Not everyone with a question about MS wants to address it to a screen or an algorithm. In preparation for the Copaxone 40mg
launch in January, Teva hired an additional 100 people to work in the company's Shared Solutions group, and also added sales
reps at a time when other parts of the company are shedding positions.
Shared Solutions was originally an independent third party patient services company, based in Kansas City. Teva acquired the
group in 2002, and every executive interviewed for this article—internally and externally — pointed to Shared Solutions as
a critical component of Copaxone's success. Anyone with MS, not just Copaxone patients, can use Shared Services free of charge.
"The key, I think, in the launch and success throughout the 17-year history of Copaxone has been Shared Solutions," says Derkacz.
Shared Solutions is focused on three areas: assisting patients in getting access to therapy; providing one-to-one injection
training to make sure patients have the best experience possible; and promoting adherence.

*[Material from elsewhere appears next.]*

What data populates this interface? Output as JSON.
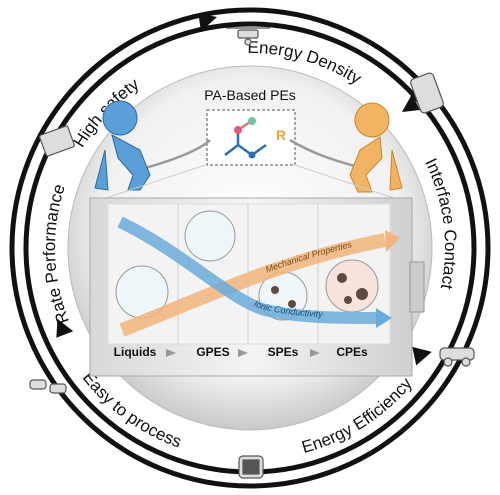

Shared Solutions has a call center component, where registered nurses answer inbound calls on a 24/7 basis, and also make
outbound calls to patients who have signed up to receive them. There's also a field component, where nurses provide injection
training at the doctor's office. Derkacz says physicians really appreciate this service. "They don't have the time or resources
to do all of this training and hand-holding and educating that we can do for the patient [through Shared Solutions]," he says.
Patients like it, too. Derkacz and Nancy Leone, communications director at Teva, say patients form relationships with the
nurses at Shared Solutions, sometimes over years on therapy. Teva has staged meetings at headquarters between patients and
nurses who have bonded through Shared Solutions, to dramatic result, says Leone.
Patients are connected with Shared Solutions when they receive the first Copaxone prescription, and the group makes sure there
aren't any hiccups in timely access to the drug. Shared Solutions is supporting the campaign to switch Copaxone users to the
new formulation by answering questions, and placing calls, to patients who've opted in to the program, says Hassler.
Access to therapy
Copaxone enjoys "the best formulary positioning across the entire category, meaning that we have the least number of NDC blocks,"
says Derkacz. "You're talking 98% open access to this product." Teva offers a $0 copay option for eligible patients, as well
as other kinds of qualified financial assistance. Asked about the CMS reversal and decision not to block copay assistance
from drugmakers under Medicare plans, Derkacz said it was the right decision."We know that high co-pays have a negative impact
on patient adherence...co-pay assistance can help achieve improved outcomes," he says.
The new Copaxone 40mg formulation is priced at 2% below the current price of Copaxone 20mg, a clear play at winning over the
sympathy of payers, who may soon be forced to choose between a daily injection of generic Copaxone, or a three-times weekly
version that would cost a good deal more.
On the question of whether payers might force patients onto the generic version of Copaxone 20mg (assuming a generic version
is approved by FDA), rather than pay for the more convenient 40mg dose, Derkacz says that's not what Teva has been hearing
from payers so far. "We're talking ethics here," says Derkacz. "How do you take a patient who has 200 fewer shots a year and
then push them not only back to a once-daily formulation, but one that's unproven?" Teva has expressed doubt, in print and
at just about every other opportunity, over the comparative effectiveness and safety of generic Copaxone.
Hassler says Teva expects to switch 30% to 50% of its current Copaxone 20mg patients to the 40mg version. Copaxone 40mg is
the same glatiramer acetate discovered in Israel over 30 years ago, but not the same product; Hassler says the switch campaign
boils down to this message: "We've taken the number one product in the market place, and we made it better."